The council is also expected to receive on Monday night a second proposal from Councilman Jamie Benoit, who sharply criticized Neuman’s bill in an email sent Thursday to council members and members of the administration, writes Allison Bourg for the Capital-Gazette.
REPUBLICAN WOES: In a Center Maryland column, Laslo Boyd says voters should ask GOP candidates if they support the Republican agenda in Congress that is shutting down the government.
PEDIATRIC CANCER PATIENTS: Here’s a video clip of Rep. Andy Harris from the Eastern Shore telling the House of Representatives why it should continue funding for the pediatric cancer patients.
OBAMA IN ROCKVILLE: With a Rockville construction company as a backdrop, President Obama pressed Congress on Thursday to vote to end the federal government shutdown, Sarah Scully writes in the Gazette. “Unfortunately if this continues, businesses like this are going to feel and experience the negative impact,” Montgomery County Council President Nancy Navarro said after the rally.

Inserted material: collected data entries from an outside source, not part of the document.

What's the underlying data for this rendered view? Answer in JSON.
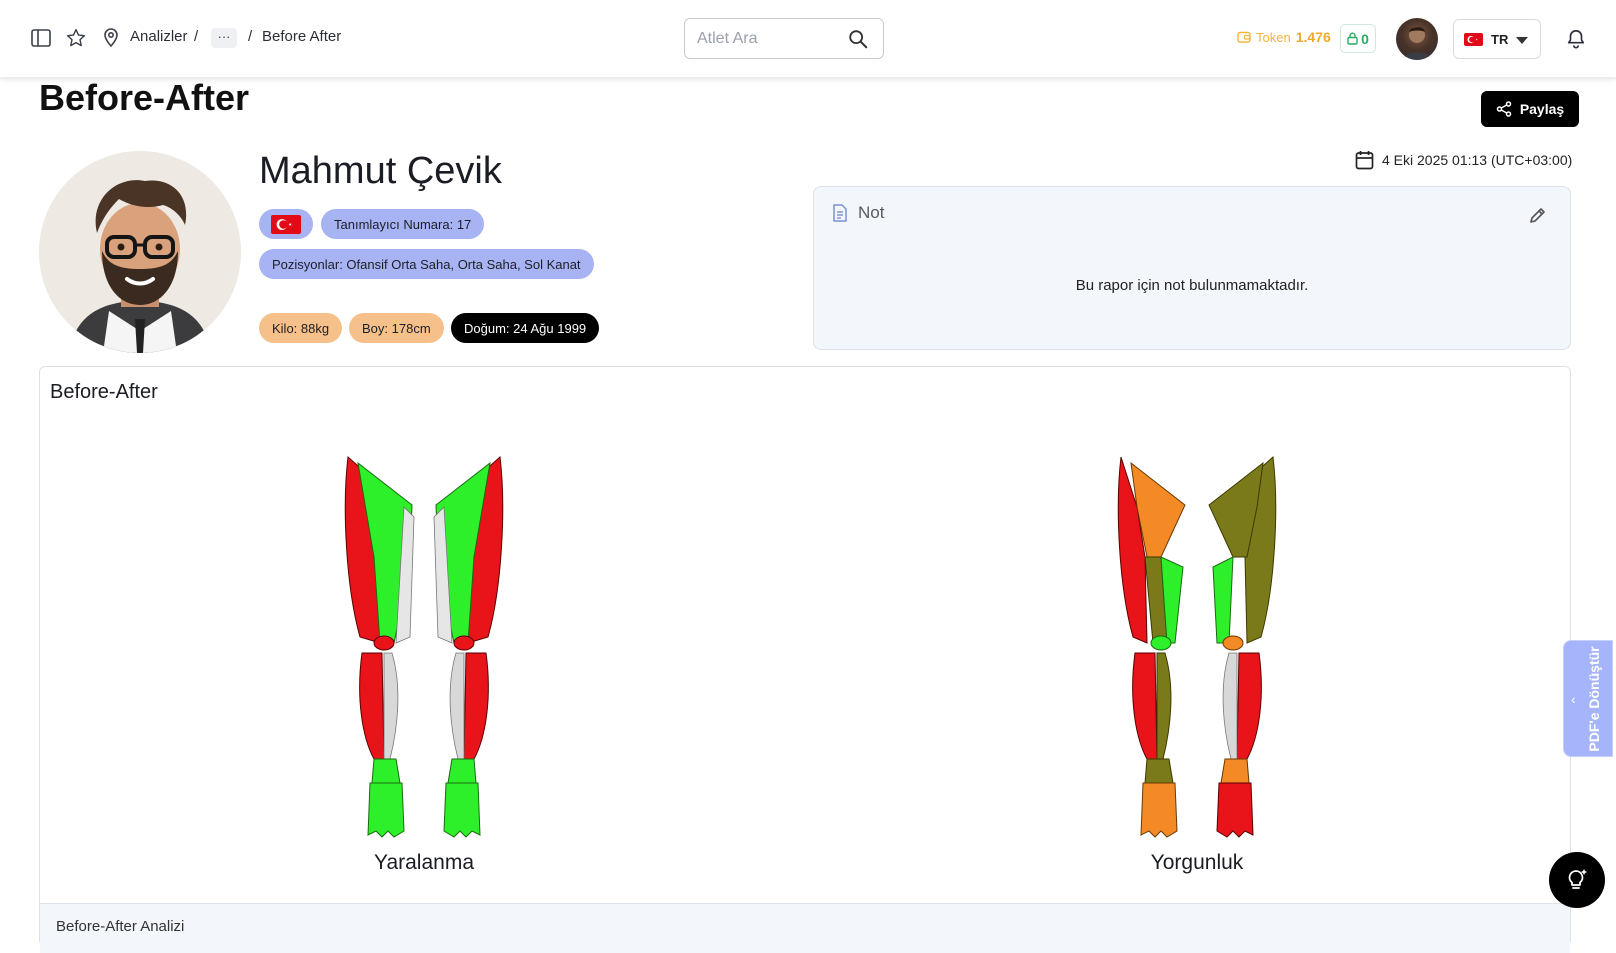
{
  "topbar": {
    "breadcrumb": [
      "Analizler",
      "/",
      "···",
      "/",
      "Before After"
    ],
    "search_placeholder": "Atlet Ara",
    "token_label": "Token",
    "token_value": "1.476",
    "locked_value": "0",
    "language": "TR"
  },
  "page": {
    "title": "Before-After",
    "share_label": "Paylaş"
  },
  "athlete": {
    "name": "Mahmut Çevik",
    "identifier": "Tanımlayıcı Numara: 17",
    "positions": "Pozisyonlar: Ofansif Orta Saha, Orta Saha, Sol Kanat",
    "weight": "Kilo: 88kg",
    "height": "Boy: 178cm",
    "birth": "Doğum: 24 Ağu 1999"
  },
  "report": {
    "date": "4 Eki 2025 01:13 (UTC+03:00)"
  },
  "note": {
    "title": "Not",
    "empty_text": "Bu rapor için not bulunmamaktadır."
  },
  "before_after": {
    "title": "Before-After",
    "figures": [
      {
        "caption": "Yaralanma"
      },
      {
        "caption": "Yorgunluk"
      }
    ],
    "sub_label": "Before-After Analizi"
  },
  "side_tab": {
    "label": "PDF'e Dönüştür"
  },
  "colors": {
    "accent_blue": "#a7b3f3",
    "injury_red": "#e8141a",
    "ok_green": "#2ef02a",
    "fatigue_olive": "#7a7a1a",
    "fatigue_orange": "#f38a26",
    "token_yellow": "#f0a92c"
  }
}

FOREHAND STILL UNDECIDED: Despite rumors that she is definitely going for another term, Sen. Jennie M. Forehand of Rockville said she has yet to officially make that call, Kate Alexander writes in the Gazette’s Reporters Notebook. Forehand is, however, “seriously considering” running for re-election to the Maryland Senate, she said. The notebook also says Lt. Gov. Anthony Brown has raised $2 million this year in his race for governor.
MICRO-LOANS: Larry Perl of the Sun writes about Baltimore City’s micro-loan program and how it has helped small businesses throughout the city.